Mi hermana parecía aburrirse; le importaba un comino todo aquello de los trenes. Recostada en el hombro de papá miraba ausente el paisaje por la ventanilla. Le sobraban las palabras. Yo la quería y la cuidaba, pero mucho caso no me hacía; ninguno cuando estaba papá, lo adoraba. No se quería apartar y no lo hacía. Deseaba ver el circo, menos le importaba el mar.

Dos mujeres abrieron sus grandes cestas de mimbre, extendieron un pequeño mantel de cuadros rojos y blancos sobre las rodillas y ofrecieron su contenido a los de alrededor.

  • ¿Ustedes gustan?
  • No, moltes gracies. S’agraix. –respondieron todos.

Yo miraba con avidez la hogaza de pan y las lonchas de chorizo que con navaja tajaban las mujeres, hasta que un disimulado codazo de padre me hizo reaccionar:

Bon profit! gracies.

En la última parada se había incorporado una chica joven pero de carne blancuzca y flácida, sin duda minada por la anemia, si no algo peor. La gana pudo a su vergüenza y aceptó con rubor una rodaja de pan con las correspondientes cortadas de chorizo.

Sí dona, tinc, que falta te fa. –le respondió la buena mujer.

El tren disminuyó aún más su ya cansina velocidad; sonaron unos fuertes chirridos metálicos y se detuvo bruscamente. Objetos y pasajeros cabecearon mientras la voz del revisor se hacía oír por todos los vagones: Valencia-Término.

Pregunté qué quería decir Valencia-Término…

Me impresionó la estación. Hasta entonces solamente conocía la del pueblo, que con una sola vía y una cochambrosa cantina, no pasaba de ser un apeadero. Nos tomamos una horchata con fartons del heladero que en la puerta arrastraba un carrito y preguntamos dónde podíamos coger el tranvía a la Malva-rosa.

Y llegamos al mar. Vimos los bueyes varando los bous de pesca sobre la arena de la playa, los veleros navegando, el puerto repleto de barcos, marineros, estibadores con el garfio al hombro, tinglados repletos de mercancías… Montamos en un bote que nos llevó hasta un lugar llamado la Xitá, una escollera sólo accesible por mar, como si fuera una isla en la bocana del puerto y vimos las bateas cultivando clóxinas

Comimos una paella mirando al mar y por la tarde fuimos al circo Americano, en la plaza de toros, junto a la estación. Mi hermanita dejó de aburrirse y quedó fascinada con los animales, los equilibristas, las fieras, los payasos, los saltimbanquis… Salió diciendo que quería ser trapecista como Pinito del Oro. Desde entonces no paró de andar sobre las barandillas, columpiarse, saltar a la comba, dar brincos y volteretas.

Ya de regreso le confesé a padre que yo de mayor quería ser marino.

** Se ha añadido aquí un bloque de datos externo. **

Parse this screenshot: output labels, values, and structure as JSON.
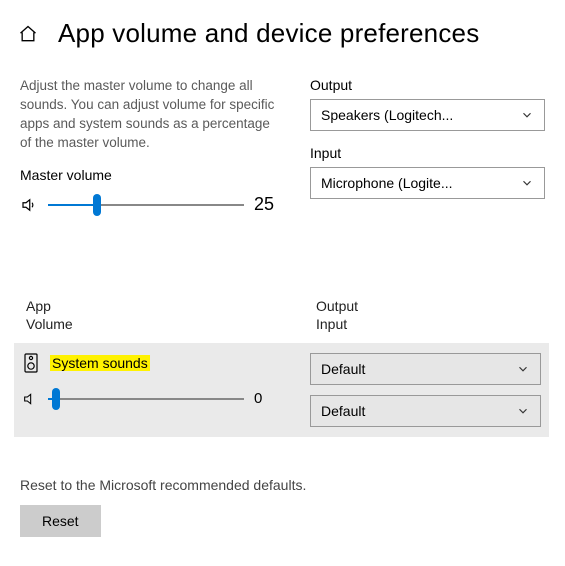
{
  "header": {
    "title": "App volume and device preferences"
  },
  "description": "Adjust the master volume to change all sounds. You can adjust volume for specific apps and system sounds as a percentage of the master volume.",
  "master": {
    "label": "Master volume",
    "value": 25
  },
  "output": {
    "label": "Output",
    "selected": "Speakers (Logitech..."
  },
  "input": {
    "label": "Input",
    "selected": "Microphone (Logite..."
  },
  "columns": {
    "appVolume": "App\nVolume",
    "outputInput": "Output\nInput"
  },
  "appRow": {
    "name": "System sounds",
    "volume": 0,
    "outputSelected": "Default",
    "inputSelected": "Default"
  },
  "reset": {
    "note": "Reset to the Microsoft recommended defaults.",
    "button": "Reset"
  }
}
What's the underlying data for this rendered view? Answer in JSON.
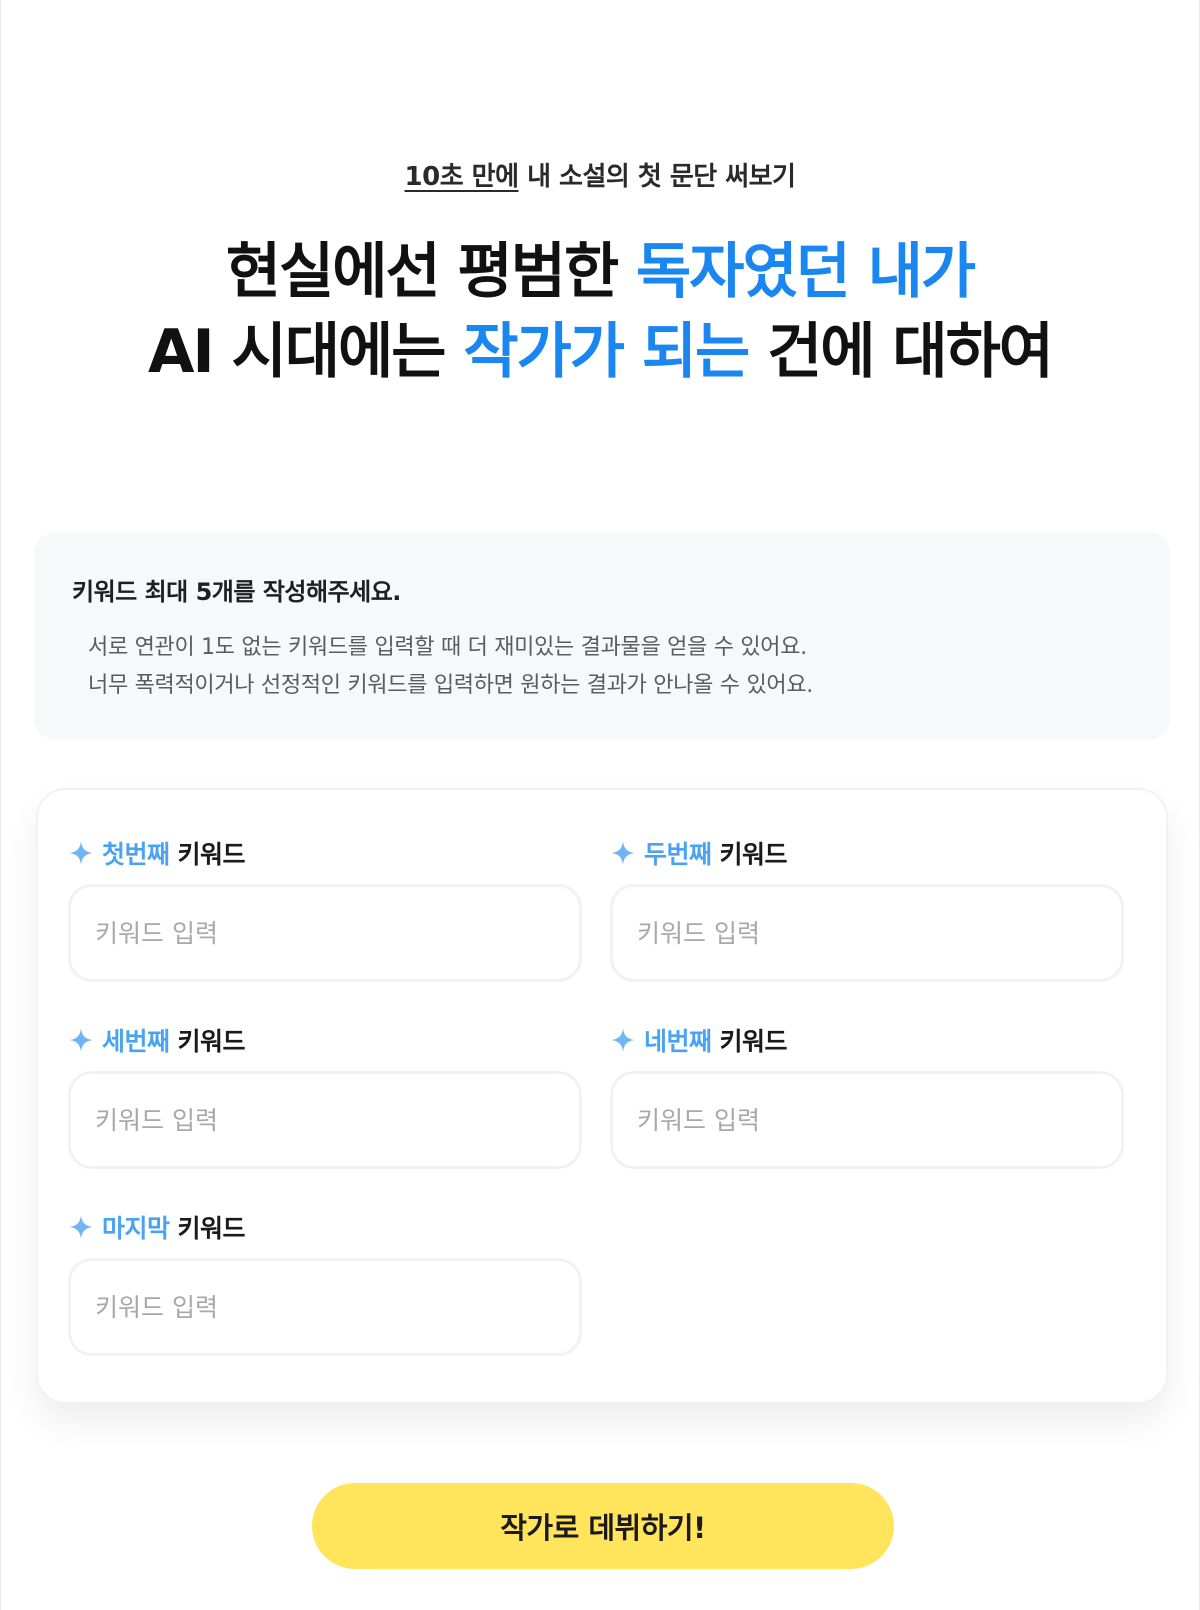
{
  "eyebrow": {
    "underlined": "10초 만에",
    "rest": " 내 소설의 첫 문단 써보기"
  },
  "headline": {
    "line1_dark": "현실에선 평범한 ",
    "line1_blue": "독자였던 내가",
    "line2_dark_a": "AI 시대에는 ",
    "line2_blue": "작가가 되는",
    "line2_dark_b": " 건에 대하여"
  },
  "notice": {
    "title": "키워드 최대 5개를 작성해주세요.",
    "lines": [
      "서로 연관이 1도 없는 키워드를 입력할 때 더 재미있는 결과물을 얻을 수 있어요.",
      "너무 폭력적이거나 선정적인 키워드를 입력하면 원하는 결과가 안나올 수 있어요."
    ]
  },
  "fields": [
    {
      "ordinal": "첫번째",
      "suffix": "키워드",
      "placeholder": "키워드 입력",
      "value": ""
    },
    {
      "ordinal": "두번째",
      "suffix": "키워드",
      "placeholder": "키워드 입력",
      "value": ""
    },
    {
      "ordinal": "세번째",
      "suffix": "키워드",
      "placeholder": "키워드 입력",
      "value": ""
    },
    {
      "ordinal": "네번째",
      "suffix": "키워드",
      "placeholder": "키워드 입력",
      "value": ""
    },
    {
      "ordinal": "마지막",
      "suffix": "키워드",
      "placeholder": "키워드 입력",
      "value": ""
    }
  ],
  "icons": {
    "label_icon": "sparkle-icon"
  },
  "colors": {
    "accent_blue": "#1a86f0",
    "label_blue": "#4aa3f2",
    "cta_yellow": "#ffe45c"
  },
  "cta": {
    "label": "작가로 데뷔하기!"
  }
}
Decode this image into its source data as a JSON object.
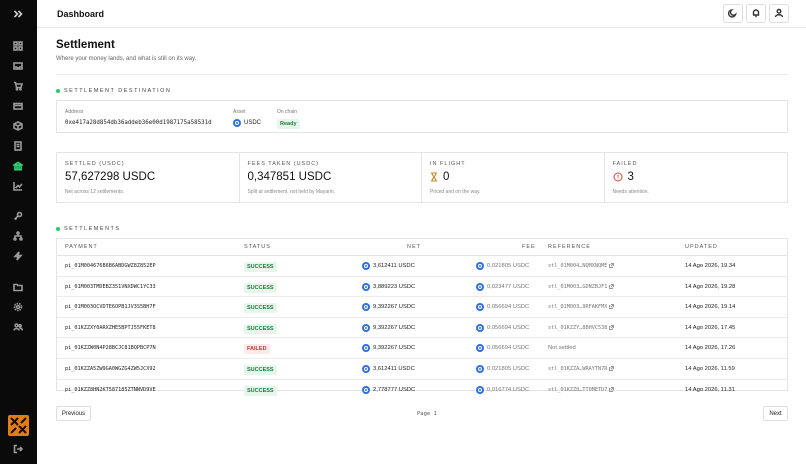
{
  "header": {
    "title": "Dashboard"
  },
  "page": {
    "title": "Settlement",
    "subtitle": "Where your money lands, and what is still on its way."
  },
  "destination": {
    "section_label": "Settlement destination",
    "address_label": "Address",
    "address": "0xe417a28d854db36addeb36e00d1987175a58531d",
    "asset_label": "Asset",
    "asset": "USDC",
    "onchain_label": "On chain",
    "onchain_status": "Ready"
  },
  "stats": [
    {
      "label": "Settled (USDC)",
      "value": "57,627298 USDC",
      "sub": "Net across 12 settlements."
    },
    {
      "label": "Fees taken (USDC)",
      "value": "0,347851 USDC",
      "sub": "Split at settlement, not held by Mayarin."
    },
    {
      "label": "In flight",
      "value": "0",
      "sub": "Priced and on the way."
    },
    {
      "label": "Failed",
      "value": "3",
      "sub": "Needs attention."
    }
  ],
  "settlements": {
    "section_label": "Settlements",
    "columns": {
      "payment": "Payment",
      "status": "Status",
      "net": "Net",
      "fee": "Fee",
      "reference": "Reference",
      "updated": "Updated"
    },
    "rows": [
      {
        "payment": "pi_01M004676B6B6ABDGWZ8Z852EP",
        "status": "SUCCESS",
        "net": "3,612411 USDC",
        "fee": "0,021805 USDC",
        "reference": "stl_01M004…NQMXNQME",
        "updated": "14 Ago 2026, 19.34"
      },
      {
        "payment": "pi_01M003TMDEBZ351VNXDWC1YC33",
        "status": "SUCCESS",
        "net": "3,889223 USDC",
        "fee": "0,023477 USDC",
        "reference": "stl_01M003…GDNZBJF1",
        "updated": "14 Ago 2026, 19.28"
      },
      {
        "payment": "pi_01M003OCVDTE6OPB1JV3S5BH7F",
        "status": "SUCCESS",
        "net": "9,392267 USDC",
        "fee": "0,056694 USDC",
        "reference": "stl_01M003…9RFAKFMX",
        "updated": "14 Ago 2026, 19.14"
      },
      {
        "payment": "pi_01KZZXY0ARXZHE5BPTJ55FKET8",
        "status": "SUCCESS",
        "net": "9,392267 USDC",
        "fee": "0,056694 USDC",
        "reference": "stl_01KZZY…8BHVC538",
        "updated": "14 Ago 2026, 17.45"
      },
      {
        "payment": "pi_01KZZW0N4P28BCJC81BQPBCP7N",
        "status": "FAILED",
        "net": "9,392267 USDC",
        "fee": "0,056694 USDC",
        "reference": "Not settled",
        "updated": "14 Ago 2026, 17.26"
      },
      {
        "payment": "pi_01KZZA5ZW9GA0WGZG4ZW5JCX92",
        "status": "SUCCESS",
        "net": "3,612411 USDC",
        "fee": "0,021805 USDC",
        "reference": "stl_01KZZA…WRAYTN7R",
        "updated": "14 Ago 2026, 11.59"
      },
      {
        "payment": "pi_01KZZ8HN2KT587185ZTNNVD9VE",
        "status": "SUCCESS",
        "net": "2,778777 USDC",
        "fee": "0,016774 USDC",
        "reference": "stl_01KZZ8…TT0METD7",
        "updated": "14 Ago 2026, 11.31"
      }
    ]
  },
  "pagination": {
    "previous": "Previous",
    "page": "Page 1",
    "next": "Next"
  },
  "colors": {
    "accent": "#2fc86b",
    "sidebar": "#0a0a0a",
    "usdc": "#2f6fdf",
    "logo": "#e27d17"
  },
  "icons": [
    "expand-icon",
    "grid-icon",
    "inbox-icon",
    "cart-icon",
    "card-icon",
    "box-icon",
    "document-icon",
    "bank-icon",
    "chart-icon",
    "key-icon",
    "network-icon",
    "bolt-icon",
    "folder-icon",
    "settings-icon",
    "team-icon",
    "logout-icon",
    "moon-icon",
    "bell-icon",
    "user-icon"
  ]
}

– ¿Cómo quién? –me preguntó.

No supe contestar. Y entonces él me habló de piratas y corsarios; de grandes navegantes: Magallanes, El Cano, Colón, Malaspina; almirantes, como Nelson…

Mi hermana se había dormido, recostada en su hombro, seguro que soñando que era trapecista. Los grandes marinos le importaban lo mismo que los trenes.

Fin de trayecto. Hemos llegado -dijo papá.

Se me hizo muy corto el viaje.

A mi pueblo no venía el circo ni llegaba el mar, pero yo tenía el mejor padre del mundo.